The In Memoriam stanza
4 lines: ABBA, iambic pentameter - It's not Tennyson's invention. It is just associated with him because of how obsessively he used it in In Memoriam AHH.
Types of colonialism
- Settler colonialism - Administrative colonialism - Informal empire.
Dramatic monologue
A first-person poem in which a speaker is a character (not the poet) and is speaking to/is in the presence of another character (not the reader) who remains silent.
Irony (2 types)
Situational: Something that happens against expectations. Verbal irony: a tension between two competing perspectives in the same utterance: one naive, and the other knowledgeable (knowing/aware) → sarcasm is an example.
Institutions
Repeated patterns of social organization that impose order on the behavior of individuals - can be formal (enforced by authority) or informal (developed through custom).
Interpellation
The act of being spoken to, or 'hailed' by a larger force, such as a police officer, or a text. The act of being hailed brings you into an involved relationship with the larger force
Discipline
Self-regulation in keeping with what is considered the 'norm' and the internalization of how norms and hierarchies as natural.
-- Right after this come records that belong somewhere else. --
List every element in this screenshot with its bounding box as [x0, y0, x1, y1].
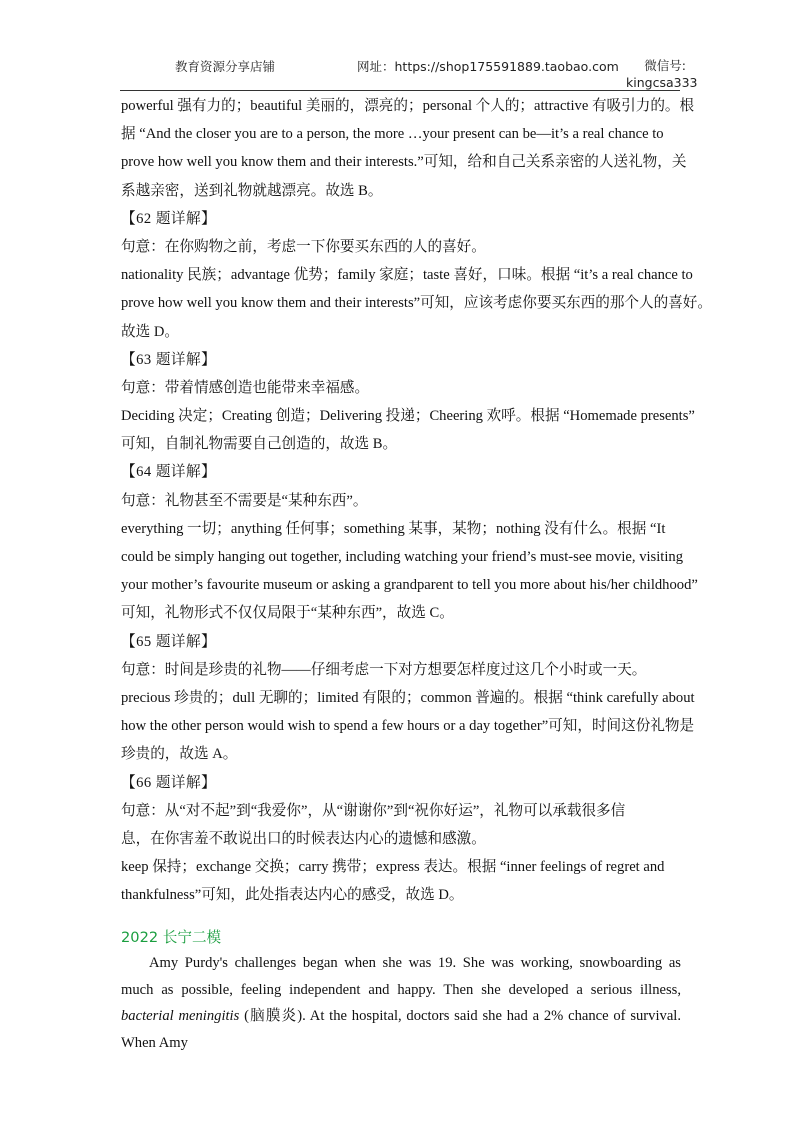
header-wechat-label: 微信号: — [644, 58, 686, 73]
passage-text-after: (脑膜炎). At the hospital, doctors said she had a 2% chance of survival. When Amy — [121, 1008, 681, 1051]
text-line: everything 一切；anything 任何事；something 某事，某物；nothing 没有什么。根据 “It — [121, 520, 666, 537]
header-wechat — [626, 57, 698, 91]
passage-paragraph — [121, 950, 681, 1056]
text-line: 句意：从“对不起”到“我爱你”，从“谢谢你”到“祝你好运”，礼物可以承载很多信 — [121, 802, 626, 819]
text-line: nationality 民族；advantage 优势；family 家庭；taste 喜好，口味。根据 “it’s a real chance to — [121, 267, 693, 284]
text-line: 故选 D。 — [121, 323, 179, 340]
text-line: keep 保持；exchange 交换；carry 携带；express 表达。根据 “inner feelings of regret and — [121, 859, 665, 876]
section-title: 2022 长宁二模 — [121, 929, 222, 946]
text-line: 珍贵的，故选 A。 — [121, 746, 238, 763]
header-shop-name: 教育资源分享店铺 — [175, 59, 276, 74]
text-line: 句意：带着情感创造也能带来幸福感。 — [121, 379, 370, 396]
text-line: 息，在你害羞不敢说出口的时候表达内心的遗憾和感激。 — [121, 830, 486, 847]
question-heading: 【65 题详解】 — [121, 633, 217, 650]
text-line: thankfulness”可知，此处指表达内心的感受，故选 D。 — [121, 887, 464, 904]
text-line: prove how well you know them and their interests.”可知，给和自己关系亲密的人送礼物，关 — [121, 154, 687, 171]
question-heading: 【62 题详解】 — [121, 210, 217, 227]
text-line: Deciding 决定；Creating 创造；Delivering 投递；Cheering 欢呼。根据 “Homemade presents” — [121, 408, 695, 425]
text-line: 可知，礼物形式不仅仅局限于“某种东西”，故选 C。 — [121, 605, 454, 622]
text-line: 句意：在你购物之前，考虑一下你要买东西的人的喜好。 — [121, 238, 486, 255]
text-line: 句意：礼物甚至不需要是“某种东西”。 — [121, 492, 368, 509]
text-line: 句意：时间是珍贵的礼物——仔细考虑一下对方想要怎样度过这几个小时或一天。 — [121, 661, 647, 678]
text-line: 可知，自制礼物需要自己创造的，故选 B。 — [121, 436, 398, 453]
header-url: 网址：https://shop175591889.taobao.com — [357, 59, 619, 74]
question-heading: 【64 题详解】 — [121, 464, 217, 481]
text-line: could be simply hanging out together, including watching your friend’s must-see movie, visiting — [121, 549, 683, 565]
header-divider — [120, 90, 680, 91]
text-line: how the other person would wish to spend a few hours or a day together”可知，时间这份礼物是 — [121, 718, 695, 735]
passage-text: Amy Purdy's challenges began when she was 19. She was working, snowboarding as much as possible, feeling independent and happy. Then she developed a serious illness, — [121, 955, 681, 998]
text-line: powerful 强有力的；beautiful 美丽的，漂亮的；personal 个人的；attractive 有吸引力的。根 — [121, 98, 695, 114]
text-line: precious 珍贵的；dull 无聊的；limited 有限的；common 普遍的。根据 “think carefully about — [121, 689, 695, 706]
question-heading: 【63 题详解】 — [121, 351, 217, 368]
text-line: prove how well you know them and their interests”可知，应该考虑你要买东西的那个人的喜好。 — [121, 295, 712, 312]
text-line: 据 “And the closer you are to a person, the more …your present can be—it’s a real chance to — [121, 126, 664, 143]
text-line: 系越亲密，送到礼物就越漂亮。故选 B。 — [121, 182, 383, 199]
answer-explanations — [121, 92, 712, 909]
page-header — [0, 0, 800, 92]
question-heading: 【66 题详解】 — [121, 774, 217, 791]
passage-italic-term: bacterial meningitis — [121, 1008, 240, 1024]
text-line: your mother’s favourite museum or asking a grandparent to tell you more about his/her childhood” — [121, 577, 698, 594]
header-wechat-id: kingcsa333 — [626, 75, 698, 90]
reading-passage — [121, 950, 681, 1056]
It is inescapable.
Utilitarianism
A philosophy of social organization in which the right action is the one that maximizes pleasure for the most people. 'The greatest happiness of the greatest number.'
Bootstrapping
The philosophy that a person can be completely self-made by achieving success without aid or support from others (or the government).
Pre-Raphaelite art
A Victorian movement in painting and poetry. Interested in lushness, intense detail, emotion, and sensuality. Rebelling against artistic norms, they believed were too mannered or false.
The Fallen Woman
A Victorian term for a woman who had experienced sex outside of marriage. Fallen women were cast out of the social sphere.
Fin de siecle
- Literally means 'end of the century.' - Particularly refers to the end of the 19th century: 1880's and 1890's. - Associated with decadence, pessimism, degeneration, and the collapse of elite culture.
Aestheticism
An artistic movement in the late 19th century that valued beauty and pleasure over sociopolitical use or meaning - 'Art for art's sake.'
The Dandy
A man who was extremely devoted to fashion, leisure, and pleasure. He could blend in with aristocrats without being one.
Civilizing mission
A justification for colonialism that promises to bring progress to the colonized people.
Scientific racism
The claim that certain races are hierarchically superior because of supposedly 'scientific' differences, such as biology, evolution, etc. Scientific racism pretends that race is scientifically real, rather than a social construct.